- São Paulo enfrenta um déficit habitacional significativo, agravado pela especulação imobiliária que prioriza investimentos para classes média e alta.
- A Comissão Parlamentar de Inquérito (CPI) das Habitações de Interesse Social investiga fraudes em contratos de moradias populares, revelando que imóveis destinados a famílias de baixa renda estão sendo vendidos a investidores.
- O vereador Nabil Bonduki (PT) destaca que incorporadoras se beneficiam de subsídios para construir habitações populares, mas não respeitam as faixas de renda.
- A falta de fiscalização é um problema crítico, com especialistas afirmando que o modelo de Habitação de Interesse Social não possui controle público adequado.
- A CPI busca responsabilizar incorporadoras e instituições financeiras, enquanto a população continua a enfrentar a escassez de moradias acessíveis.
São Paulo enfrenta um grave déficit habitacional, exacerbado pela especulação imobiliária que prioriza investimentos das classes média e alta em detrimento da população de baixa renda. A situação se agrava com a investigação da CPI das Habitações de Interesse Social, que apura fraudes em contratos de moradias populares.
A CPI, instalada na Câmara Municipal em 4 de outubro, investiga denúncias de que moradias destinadas a famílias de baixa renda estão sendo vendidas a investidores. O vereador Nabil Bonduki (PT), vice-presidente da comissão, destaca que muitas incorporadoras se beneficiam de subsídios para construir habitações populares, mas acabam vendendo os imóveis sem respeitar as faixas de renda estabelecidas.
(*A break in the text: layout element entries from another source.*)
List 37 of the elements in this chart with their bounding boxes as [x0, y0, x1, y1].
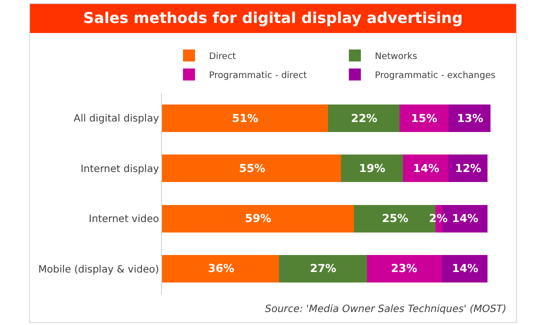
bar [442, 255, 488, 283]
legend-label: Programmatic - direct [209, 70, 308, 81]
data-label: 22% [351, 112, 378, 125]
y-tick-label: Internet video [88, 214, 159, 226]
chart-title: Sales methods for digital display advertising [30, 4, 516, 33]
data-label: 13% [457, 112, 484, 125]
data-label: 51% [232, 112, 258, 125]
data-label: 25% [382, 212, 408, 225]
y-tick-label: All digital display [74, 114, 160, 125]
data-label: 19% [359, 162, 386, 175]
data-label: 36% [208, 262, 234, 275]
bar [162, 255, 280, 283]
data-label: 55% [239, 162, 266, 175]
bar [279, 255, 368, 283]
data-label: 14% [452, 212, 478, 225]
bar [402, 154, 448, 182]
data-label: 59% [245, 212, 272, 225]
data-label: 14% [413, 162, 440, 175]
data-label: 12% [455, 162, 482, 175]
legend-label: Networks [374, 52, 418, 62]
legend-label: Programmatic - exchanges [374, 70, 496, 81]
bar [162, 154, 341, 182]
y-tick-label: Internet display [80, 164, 160, 175]
legend-label: Direct [209, 52, 236, 62]
bar [328, 104, 400, 132]
bar [162, 104, 328, 132]
bar [162, 204, 354, 232]
data-label: 2% [429, 212, 448, 225]
y-tick-label: Mobile (display & video) [38, 264, 160, 276]
bar [400, 104, 448, 132]
data-label: 23% [391, 262, 418, 275]
data-label: 14% [452, 262, 478, 275]
data-label: 15% [411, 112, 438, 125]
data-label: 27% [310, 262, 336, 275]
source-note: Source: 'Media Owner Sales Techniques' (MOST) [265, 304, 506, 315]
bar [341, 154, 403, 182]
bar [367, 255, 442, 283]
Desde a implementação do Plano Diretor em 2014, a prefeitura transferiu a responsabilidade de construção de habitações populares ao setor privado. Embora o número de unidades entregues tenha aumentado de 5.748 em 2010 para 49.589 em 2020, o déficit habitacional permanece elevado. Em 2023, começaram a surgir indícios de fraudes nos contratos, levando a CPI a investigar o papel de incorporadoras, construtoras e instituições financeiras.
Falta de Fiscalização
A falta de fiscalização é um dos principais problemas apontados por especialistas. A professora Bianca Tavolari, da Fundação Getulio Vargas, afirma que o modelo de Habitação de Interesse Social em São Paulo não funciona como o programa federal Minha Casa, Minha Vida, permitindo que incorporadoras definam critérios de construção sem controle público.
Além disso, a pesquisa do Instituto Polis revela que o número de pessoas em situação de rua aumentou 31% em dois anos, enquanto há 87 mil domicílios vazios na cidade. A prefeitura, em nota, reafirma seu compromisso com a transparência na política habitacional e anunciou um decreto para reforçar a fiscalização da produção de moradias populares.
Desvio de Finalidade
O vereador Bonduki ressalta que as empresas lucram dos dois lados, ao receber subsídios e vender imóveis fora das faixas de renda. A CPI investiga ainda como a falta de controle permitiu que essas irregularidades prosperassem. A situação é alarmante, com milhares de compradores lesados, muitos sem saber que adquiriram apartamentos de moradia popular.
A CPI, que enfrentou resistência para ser instalada, agora busca responsabilizar tanto as incorporadoras quanto as instituições financeiras. A pressão por uma solução é crescente, enquanto a população continua a sofrer com a escassez de moradias acessíveis.